Usage Examples
Basic Distance Calculation
Using the default pre-defined map for common OCR errors:
from ocr_stringdist import WeightedLevenshtein
# Compare "OCR5" and "OCRS"
# The default ocr_distance_map gives 'S' <-> '5' a cost of 0.3
distance: float = WeightedLevenshtein().distance("OCR5", "OCRS")
print(f"Distance between 'OCR5' and 'OCRS' (default map): {distance}")
# Output: Distance between 'OCR5' and 'OCRS' (default map): 0.3
Using Custom Costs
Define your own substitution costs:
from ocr_stringdist import WeightedLevenshtein
# Define a custom cost for substituting "rn" with "m"
wl = WeightedLevenshtein(substitution_costs={("rn", "m"): 0.5})
distance = wl.distance("Churn Bucket", "Chum Bucket")
print(f"Distance using custom map: {distance}") # 0.5
Explaining Edit Operations
You can get a detailed list of edit operations needed to transform one string into another.

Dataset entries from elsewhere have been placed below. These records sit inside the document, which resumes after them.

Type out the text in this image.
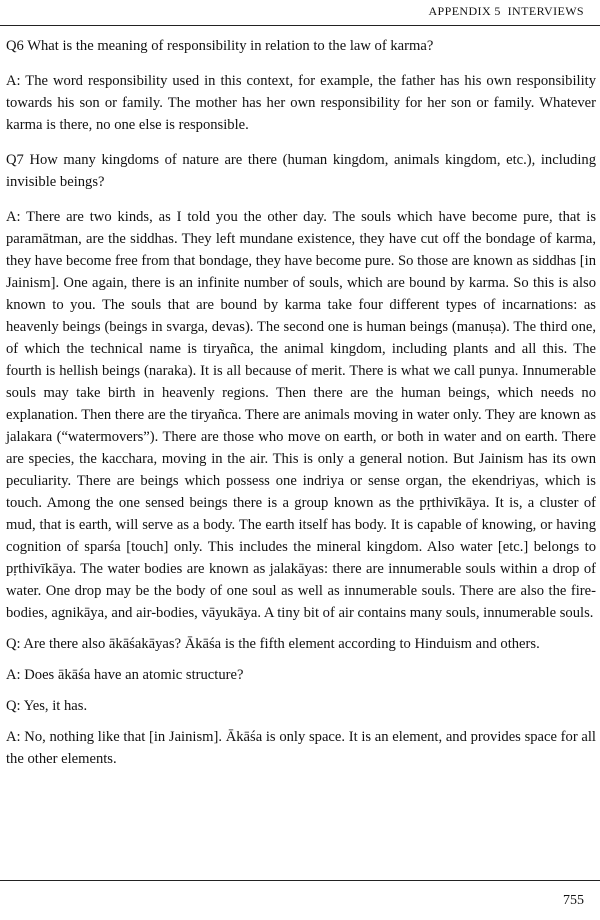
APPENDIX 5 INTERVIEWS

Q6 What is the meaning of responsibility in relation to the law of karma?

A: The word responsibility used in this context, for example, the father has his own responsibility towards his son or family. The mother has her own responsibility for her son or family. Whatever karma is there, no one else is responsible.

Q7 How many kingdoms of nature are there (human kingdom, animals kingdom, etc.), including invisible beings?

A: There are two kinds, as I told you the other day. The souls which have become pure, that is paramātman, are the siddhas. They left mundane existence, they have cut off the bondage of karma, they have become free from that bondage, they have become pure. So those are known as siddhas [in Jainism]. One again, there is an infinite number of souls, which are bound by karma. So this is also known to you. The souls that are bound by karma take four different types of incarnations: as heavenly beings (beings in svarga, devas). The second one is human beings (manuṣa). The third one, of which the technical name is tiryañca, the animal kingdom, including plants and all this. The fourth is hellish beings (naraka). It is all because of merit. There is what we call punya. Innumerable souls may take birth in heavenly regions. Then there are the human beings, which needs no explanation. Then there are the tiryañca. There are animals moving in water only. They are known as jalakara (“watermovers”). There are those who move on earth, or both in water and on earth. There are species, the kacchara, moving in the air. This is only a general notion. But Jainism has its own peculiarity. There are beings which possess one indriya or sense organ, the ekendriyas, which is touch. Among the one sensed beings there is a group known as the pṛthivīkāya. It is, a cluster of mud, that is earth, will serve as a body. The earth itself has body. It is capable of knowing, or having cognition of sparśa [touch] only. This includes the mineral kingdom. Also water [etc.] belongs to pṛthivīkāya. The water bodies are known as jalakāyas: there are innumerable souls within a drop of water. One drop may be the body of one soul as well as innumerable souls. There are also the fire-bodies, agnikāya, and air-bodies, vāyukāya. A tiny bit of air contains many souls, innumerable souls.

Q: Are there also ākāśakāyas? Ākāśa is the fifth element according to Hinduism and others.

A: Does ākāśa have an atomic structure?

Q: Yes, it has.

A: No, nothing like that [in Jainism]. Ākāśa is only space. It is an element, and provides space for all the other elements.

755
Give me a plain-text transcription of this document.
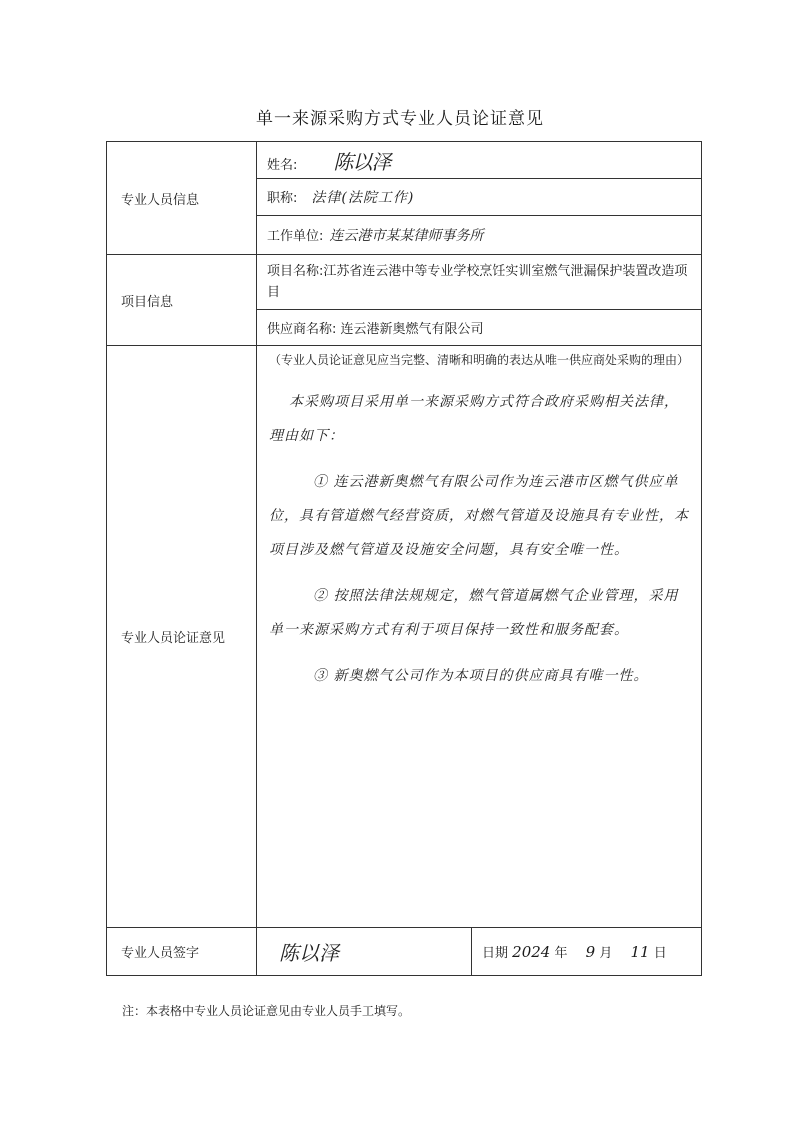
单一来源采购方式专业人员论证意见
专业人员信息	姓名: 陈以泽	
	职称: 法律(法院工作)	
	工作单位: 连云港市某某律师事务所	
项目信息	项目名称:江苏省连云港中等专业学校烹饪实训室燃气泄漏保护装置改造项目	
	供应商名称: 连云港新奥燃气有限公司	
专业人员论证意见	（专业人员论证意见应当完整、清晰和明确的表达从唯一供应商处采购的理由）

本采购项目采用单一来源采购方式符合政府采购相关法律，理由如下：

① 连云港新奥燃气有限公司作为连云港市区燃气供应单位，具有管道燃气经营资质，对燃气管道及设施具有专业性，本项目涉及燃气管道及设施安全问题，具有安全唯一性。

② 按照法律法规规定，燃气管道属燃气企业管理，采用单一来源采购方式有利于项目保持一致性和服务配套。

③ 新奥燃气公司作为本项目的供应商具有唯一性。	

专业人员签字	陈以泽	日期 2024 年 9 月 11 日
注：本表格中专业人员论证意见由专业人员手工填写。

from ocr_stringdist import WeightedLevenshtein
wl = WeightedLevenshtein(substitution_costs={("日月", "明"): 0.4, ("末", "未"): 0.3})
s1 = "末日月" # mò rì yuè
s2 = "未明" # wèi míng
operations = wl.explain(s1, s2)
print(operations)
# Output:
# [
# EditOperation(op_type='substitute', source_token='末', target_token='未', cost=0.3),
# EditOperation(op_type='substitute', source_token='日月', target_token='明', cost=0.4)
# ]
Learning Costs from Data
The custom costs can be learned from a dataset of pairs of (OCR output, ground truth).
from ocr_stringdist import WeightedLevenshtein
training_data = [
("Hallo", "Hello"),
("Hello", "Hello"), # Include correct pairs too
("W0rld", "World"),
]
# Learn costs from the dataset
learned_wl = WeightedLevenshtein.learn_from(training_data)
# Use the learned costs for distance calculation
distance = learned_wl.distance("Hay", "Hey")
print(f"Distance with learned costs: {distance}") # < 1.0
Note that this by default only supports learning from character-level edits. If multi-character tokens are to be considered, an initial_model that’s already configured to know specific multi-character edits needs to be provided.